LONDON (Reuters) - With a historic sprint 'double-double' in the bag for Usain Bolt, Tirunesh Dibaba bids to provide another on Friday, when gold in the women's 5,000m would mean she had won both the longest track races at successive Olympics.
The Ethiopian retained her 10,000m crown a week ago with a scintillating last lap, demonstrating that she was back to her best after years of injury.
"After a rough season I came out here and did it," he said. I thought the world record was possible. I guess I was fast but not fit enough. I could feel my back strain a little bit, so all I did was to keep my form."
The successful defense of both his 100 and 200 titles was unprecedented, and confirmed him as the greatest sprinter in history.
If she can win on Friday, Dibaba will be emulating the 5,000/10,000m double of Finland's Lasse Viren in 1972/76.
Her main challenger in the 5,000 may be Kenya's Vivian Cheruiyot, who has played second fiddle to Dibaba for most of her career but herself won the 5,000 and 10,000 at last year's world championships.
Bolt's triumph capped a historic day when Kenya's David Rudisha broke his own 800m world record, Britain's Nicola Adams became the first woman to win an Olympic boxing title, and the United States held off a Japanese fightback to win their third successive women's soccer gold.
SPRINT MAGIC
Jamaica's women try to keep their country's Olympic sprint magic flowing in Friday's 4x100m relay.

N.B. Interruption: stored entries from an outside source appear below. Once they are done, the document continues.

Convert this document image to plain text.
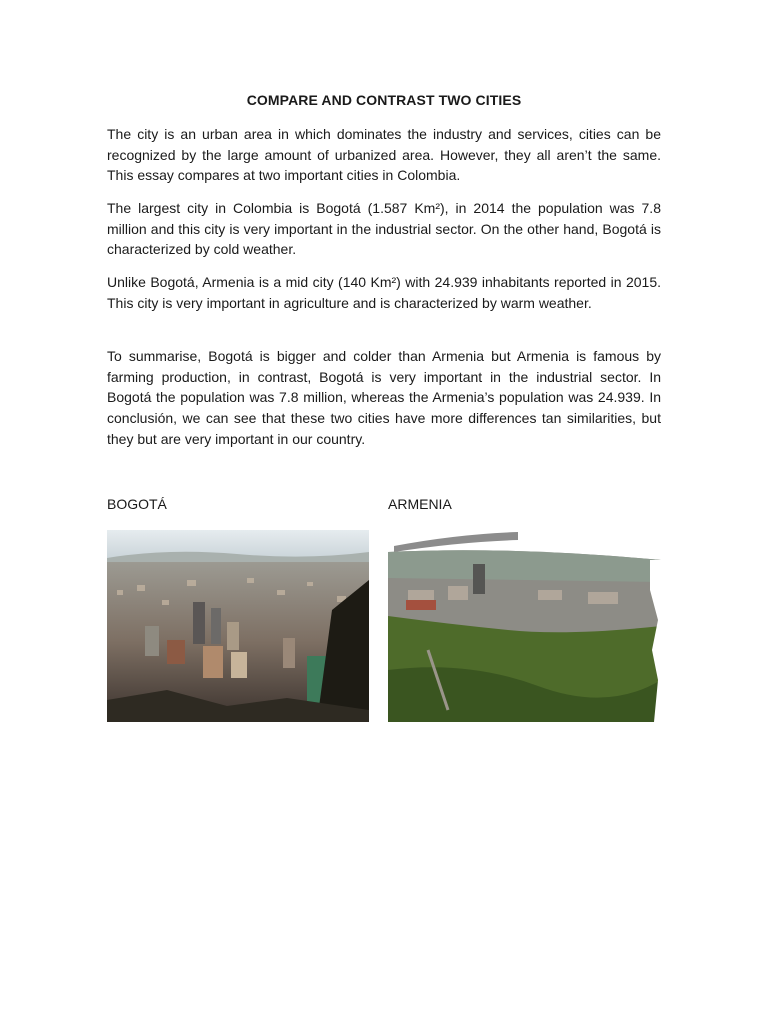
COMPARE AND CONTRAST TWO CITIES

The city is an urban area in which dominates the industry and services, cities can be recognized by the large amount of urbanized area. However, they all aren’t the same. This essay compares at two important cities in Colombia.

The largest city in Colombia is Bogotá (1.587 Km²), in 2014 the population was 7.8 million and this city is very important in the industrial sector. On the other hand, Bogotá is characterized by cold weather.

Unlike Bogotá, Armenia is a mid city (140 Km²) with 24.939 inhabitants reported in 2015. This city is very important in agriculture and is characterized by warm weather.

To summarise, Bogotá is bigger and colder than Armenia but Armenia is famous by farming production, in contrast, Bogotá is very important in the industrial sector. In Bogotá the population was 7.8 million, whereas the Armenia’s population was 24.939. In conclusión, we can see that these two cities have more differences tan similarities, but they but are very important in our country.

BOGOTÁ	ARMENIA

Women's double 100m champion Shelly-Ann Fraser-Pryce and third-placed Veronica Campbell-Brown will seek to repeat Jamaica's Beijing triumph against a U.S. quartet featuring 100m silver medalist Carmelita Jeter and 200m winner Allyson Felix.

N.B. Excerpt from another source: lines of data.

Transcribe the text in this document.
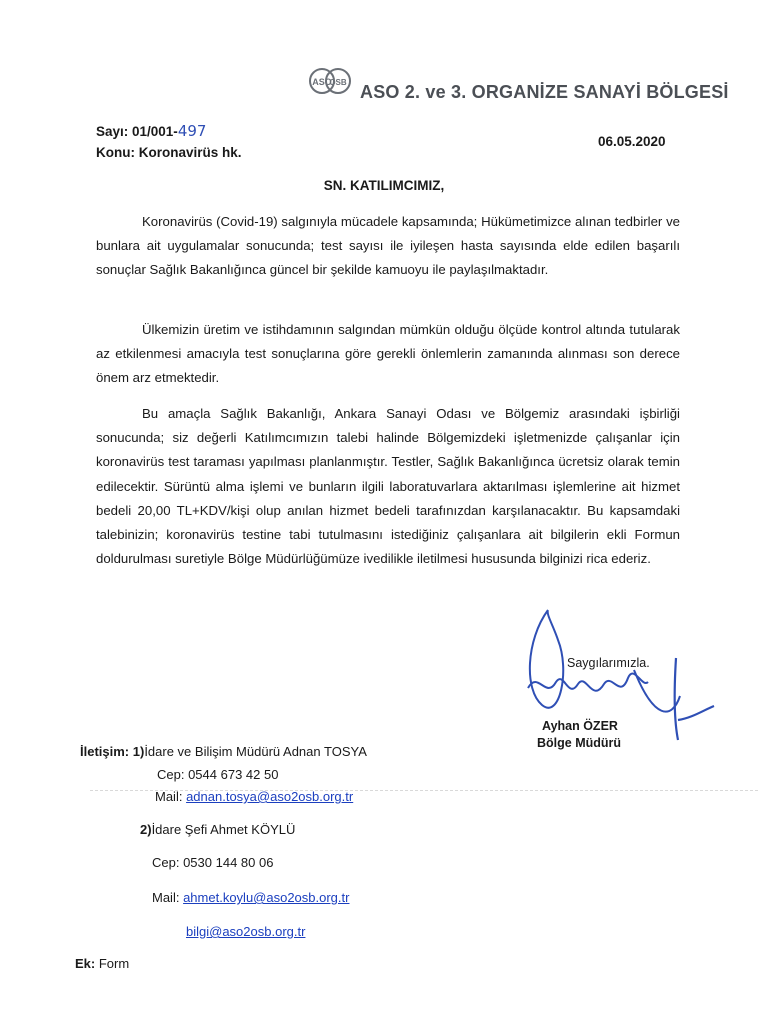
ASO
OSB ASO 2. ve 3. ORGANİZE SANAYİ BÖLGESİ
Sayı: 01/001-497
Konu: Koronavirüs hk.
06.05.2020
SN. KATILIMCIMIZ,

Koronavirüs (Covid-19) salgınıyla mücadele kapsamında; Hükümetimizce alınan tedbirler ve bunlara ait uygulamalar sonucunda; test sayısı ile iyileşen hasta sayısında elde edilen başarılı sonuçlar Sağlık Bakanlığınca güncel bir şekilde kamuoyu ile paylaşılmaktadır.

Ülkemizin üretim ve istihdamının salgından mümkün olduğu ölçüde kontrol altında tutularak az etkilenmesi amacıyla test sonuçlarına göre gerekli önlemlerin zamanında alınması son derece önem arz etmektedir.

Bu amaçla Sağlık Bakanlığı, Ankara Sanayi Odası ve Bölgemiz arasındaki işbirliği sonucunda; siz değerli Katılımcımızın talebi halinde Bölgemizdeki işletmenizde çalışanlar için koronavirüs test taraması yapılması planlanmıştır. Testler, Sağlık Bakanlığınca ücretsiz olarak temin edilecektir. Sürüntü alma işlemi ve bunların ilgili laboratuvarlara aktarılması işlemlerine ait hizmet bedeli 20,00 TL+KDV/kişi olup anılan hizmet bedeli tarafınızdan karşılanacaktır. Bu kapsamdaki talebinizin; koronavirüs testine tabi tutulmasını istediğiniz çalışanlara ait bilgilerin ekli Formun doldurulması suretiyle Bölge Müdürlüğümüze ivedilikle iletilmesi hususunda bilginizi rica ederiz.

Saygılarımızla.
Ayhan ÖZER
Bölge Müdürü
İletişim: 1)İdare ve Bilişim Müdürü Adnan TOSYA
Cep: 0544 673 42 50
Mail: adnan.tosya@aso2osb.org.tr
2)İdare Şefi Ahmet KÖYLÜ
Cep: 0530 144 80 06
Mail: ahmet.koylu@aso2osb.org.tr
bilgi@aso2osb.org.tr
Ek: Form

The Jamaicans will be missing from the men's 4x400 after failing to qualify but the United States, seeking an eighth successive win in the event, are not as strong as usual and face a real battle to keep their streak alive.
They would have no chance at all but for Manteo Mitchell, who astonishingly secured a place in the final for his team by running through the pain of a broken leg.
Friday also sees medals on offer in the women's 1,500 meters, women's hammer and men's pole vault, while the heats of the men's 4x100 relay should give the fans plenty of excitement.
Thursday's sellout audience of 80,000 audience in the athletics stadium were given the rare treat of a world record in a middle distance final, as Kenya's David Rudisha became the first man to break one minute 41 seconds.
"I had no doubt about winning, but I was waiting for perfect conditions to break the record," he said, suggesting he might go even faster later in the season if conditions were right.
World record holder Ashton Eaton of the United States won the decathlon, comfortably ahead of compatriot Troy Hardee, and the Czech Barbora Spotakova claimed the women's javelin gold.
There was another American one-two in the triple jump, where world champion Christian Taylor produced this year's biggest leap to take gold ahead of Will Claye.
At Wembley, in the women's soccer final, two goals from midfielder Carli Lloyd ensured that the Americans avenged their defeat by Japan in last year's World Cup final. The 80,000 crowd was the biggest for a women's Olympic soccer match.
The U.S. also won their first women's water polo gold, beating Spain 8-5 in the final.
WOMEN'S BASKETBALL
By the end of the day, the United States were on top of the medals table with 39 golds ahead of China on 37.
Saturday's women's basketball final will be contested by France and the U.S., who have not lost at the Games in 20 years, after they beat Russia and Australia respectively.
Three golds for the host nation Britain on Thursday - one for Adams with the other two in taekwondo and individual equestrian dressage - kept them in third place.
With 25 golds, they have already gone six better than in Beijing in 2008.
But Britain's men's field hockey hopes were dashed when the team were crushed 9-2 by the Netherlands in their semi-final. In the final, the Dutch will play the title holders Germany, who beat world champions Australia 4-2.
Across Afghanistan, people put aside war worries to crowd around televisions and even into cafes normally closed for the fasting month of Ramadan to cheer on taekwondo fighter Rohullah Nikpai, their country's first and only Olympic medalist.
Nikpai won bronze in the men's featherweight category in 2008, and rewarded the home fans by repeating the feat in London.
Germans Julius Brink and Jonas Reckermann became the first European team to claim men's beach volleyball gold by beating Brazilians Emanuel Rego and Alison Cerutti in three sets.
Belgian track cyclist Gijs Van Hoecke was sent home from the Games after photographs appeared in British newspapers of him apparently drunk and being carried into a taxi after a night out in London.
In a doping case dating back to 2004, American time-trial cyclist Tyler Hamilton will officially be stripped of his Athens Olympic gold medal on Friday after he admitted to doping, a source at the International Olympic Committee (IOC) said.
Retired Russian Viatcheslav Ekimov will move up to gold.